For nearly an hour Wednesday, the longtime East Texas prosecutor held the attention of a capacity crowd of Lions Club members and guests, reciting some details from his most famous conviction.
Davidson is unopposed while seeking a fifth term as prosecuting attorney in nearby Panola County. He combines folksy charm with the right amount of roughness around the edges, and that plays well on the campaign trail in East Texas, not to mention courtrooms around this part of the state.
The tale of Bernie Tiede could only be non-fiction, because, frankly, no one could make this stuff up. Tiede moved to Carthage in the 1980s and did all the right things upon arriving in town, Davidson said.
“He joined the church, he joined the chamber and he joined a civic organization,” Davidson said. “He did all the things that are going to make people like you. Nobody was bed-checking anybody here.”
While working at a Carthage funeral home, Tiede took up with a wealthy widow named Marjorie Nugent. That relationship ended in November 1996 when Tiede shot Nugent four times and stuffed her body in a freezer inside her own home.
Filmmaker Richard Linklater who directed the 2011 film named “Bernie” said he’s still waiting on someone to say something nice about Nugent. Davidson followed pretty much the same tack on Wednesday. “I’ll just tell you, she was mean-spirited.” For example… Davidson said it took Nugent’s family nine months to become concerned enough to look for her. It was August 1997 before her body was discovered. Gesturing toward longtime Rusk County investigator William Brown, Davidson said, “William drops out of sight for nine months, you don’t think someone’s going to look for him?”
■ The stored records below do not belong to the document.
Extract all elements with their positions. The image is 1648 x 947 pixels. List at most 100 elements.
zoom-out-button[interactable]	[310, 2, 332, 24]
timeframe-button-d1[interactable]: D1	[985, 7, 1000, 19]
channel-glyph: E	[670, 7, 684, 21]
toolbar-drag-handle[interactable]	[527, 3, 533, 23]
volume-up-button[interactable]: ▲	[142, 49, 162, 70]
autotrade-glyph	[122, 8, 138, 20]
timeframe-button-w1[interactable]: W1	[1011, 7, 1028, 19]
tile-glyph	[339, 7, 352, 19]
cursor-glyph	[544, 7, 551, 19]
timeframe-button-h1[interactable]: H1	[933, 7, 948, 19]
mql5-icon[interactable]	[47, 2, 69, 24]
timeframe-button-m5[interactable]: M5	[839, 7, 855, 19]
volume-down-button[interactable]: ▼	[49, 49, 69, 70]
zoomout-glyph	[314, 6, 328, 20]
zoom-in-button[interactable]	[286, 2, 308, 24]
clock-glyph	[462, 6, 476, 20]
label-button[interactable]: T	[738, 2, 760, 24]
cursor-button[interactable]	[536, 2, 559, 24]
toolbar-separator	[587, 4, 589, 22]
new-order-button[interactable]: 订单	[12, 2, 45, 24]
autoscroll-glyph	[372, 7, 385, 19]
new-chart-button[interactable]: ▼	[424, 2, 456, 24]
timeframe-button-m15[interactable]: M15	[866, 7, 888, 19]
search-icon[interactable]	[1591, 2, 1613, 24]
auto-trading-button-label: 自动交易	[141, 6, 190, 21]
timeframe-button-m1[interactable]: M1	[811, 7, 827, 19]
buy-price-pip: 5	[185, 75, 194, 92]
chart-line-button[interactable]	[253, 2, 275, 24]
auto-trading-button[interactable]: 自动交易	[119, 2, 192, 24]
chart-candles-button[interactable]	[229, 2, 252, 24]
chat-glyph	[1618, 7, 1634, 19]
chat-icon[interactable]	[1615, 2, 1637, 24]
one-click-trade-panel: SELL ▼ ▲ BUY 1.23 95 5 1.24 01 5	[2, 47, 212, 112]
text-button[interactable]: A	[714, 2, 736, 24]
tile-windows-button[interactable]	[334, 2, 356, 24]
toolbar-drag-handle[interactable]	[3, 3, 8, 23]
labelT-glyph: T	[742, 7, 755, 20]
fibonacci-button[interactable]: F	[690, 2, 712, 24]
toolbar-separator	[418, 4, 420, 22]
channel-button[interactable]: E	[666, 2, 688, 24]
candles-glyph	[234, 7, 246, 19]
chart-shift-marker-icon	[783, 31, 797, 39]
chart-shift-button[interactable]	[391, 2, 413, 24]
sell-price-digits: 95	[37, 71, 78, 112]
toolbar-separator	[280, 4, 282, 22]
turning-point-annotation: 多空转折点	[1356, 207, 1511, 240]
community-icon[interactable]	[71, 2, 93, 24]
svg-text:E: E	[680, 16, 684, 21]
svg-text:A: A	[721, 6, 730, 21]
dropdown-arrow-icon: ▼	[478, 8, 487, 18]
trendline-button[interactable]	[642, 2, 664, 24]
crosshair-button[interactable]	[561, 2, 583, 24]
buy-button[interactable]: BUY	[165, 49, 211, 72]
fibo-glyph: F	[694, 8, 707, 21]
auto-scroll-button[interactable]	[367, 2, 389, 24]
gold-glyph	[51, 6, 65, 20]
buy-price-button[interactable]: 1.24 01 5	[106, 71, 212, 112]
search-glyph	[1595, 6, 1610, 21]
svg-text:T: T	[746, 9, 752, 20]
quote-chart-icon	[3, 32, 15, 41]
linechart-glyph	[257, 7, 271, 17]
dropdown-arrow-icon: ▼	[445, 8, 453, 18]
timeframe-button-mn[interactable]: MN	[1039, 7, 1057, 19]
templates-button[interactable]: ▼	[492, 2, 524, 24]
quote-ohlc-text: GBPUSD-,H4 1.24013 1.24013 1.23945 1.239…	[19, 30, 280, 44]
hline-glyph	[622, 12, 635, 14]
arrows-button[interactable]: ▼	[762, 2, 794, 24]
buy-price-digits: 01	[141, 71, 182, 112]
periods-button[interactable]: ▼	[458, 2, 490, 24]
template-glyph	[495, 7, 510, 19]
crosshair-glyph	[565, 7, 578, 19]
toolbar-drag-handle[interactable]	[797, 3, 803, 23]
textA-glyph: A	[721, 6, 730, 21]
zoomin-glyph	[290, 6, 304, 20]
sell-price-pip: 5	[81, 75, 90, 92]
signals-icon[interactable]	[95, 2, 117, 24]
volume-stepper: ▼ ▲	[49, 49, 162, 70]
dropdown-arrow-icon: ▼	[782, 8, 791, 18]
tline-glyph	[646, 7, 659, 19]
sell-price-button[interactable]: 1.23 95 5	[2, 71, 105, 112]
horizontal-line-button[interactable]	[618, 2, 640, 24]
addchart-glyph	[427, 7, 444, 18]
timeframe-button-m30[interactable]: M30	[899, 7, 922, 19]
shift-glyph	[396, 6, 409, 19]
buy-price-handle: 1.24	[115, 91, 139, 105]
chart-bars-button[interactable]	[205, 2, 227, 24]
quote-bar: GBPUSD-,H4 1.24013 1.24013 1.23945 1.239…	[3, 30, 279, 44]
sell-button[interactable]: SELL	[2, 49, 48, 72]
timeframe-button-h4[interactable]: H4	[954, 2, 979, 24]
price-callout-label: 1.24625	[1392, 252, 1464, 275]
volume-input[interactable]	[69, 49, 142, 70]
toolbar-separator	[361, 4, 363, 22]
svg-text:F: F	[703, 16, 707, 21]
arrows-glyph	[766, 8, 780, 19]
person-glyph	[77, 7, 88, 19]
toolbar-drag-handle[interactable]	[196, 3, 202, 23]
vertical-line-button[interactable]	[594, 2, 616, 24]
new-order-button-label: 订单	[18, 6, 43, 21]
In the aftermath of Nugent’s death, many in the shocked community had trouble believing Tiede could kill anyone. In fact, Davidson made the unheard of move to seek a change of venue, believing he couldn’t get a conviction in Panola County. The trial shifted to nearby San Augustine County, a locale best described as “rural.” Watching “Bernie” a couple years ago, I thought it accurately depicted life in a rural southern town like Carthage. Without a doubt, Linklater’s movie was rather harsh in its portrayal of the 12 jurors from San Augustine.
Linklater’s finished product, “Bernie,” starred Jack Black as the title character. Davidson was portrayed by Longview native Matthew McConaughey, and Shirley McClain played the role of Mrs. Nugent. Once “Bernie” was completed, the filmmaker asked Davidson if he ought to screen the movie in Carthage. “I told him, ‘Sure you can show the movie in Carthage. But don’t let your car break down in San Augustine.’”
The jury, made up of working class East Texans, proved to be a bad fit for a defendant like Tiede. Particularly once Tiede testified he retired at age 28 to manage Nugent’s affairs. “They were conservative, salt-of-the-earth people,” Davidson said, describing the jury.
For the most part, “Bernie” – best described as a dark comedy – was accurate in its portrayal of the case, Davidson said. One thing it did get wrong was no one went around repossessing playground equipment Tiede had donated with the help of Nugent’s money. And the First United Methodist Church in Carthage didn’t have to return Tiede’s $100,000 pledge for a building fund because, well… it was only a pledge.
And the story’s not over. Earlier this year, Tiede sought a new hearing based on evidence he was sexually abused as a child. Tiede returned to Panola County, and for now Davidson is waiting to see what happens next. “There’s no news,” he said. “We’re just talking to shrinks right now.”
When it comes to Bernie, fact is more than enough to make a good story.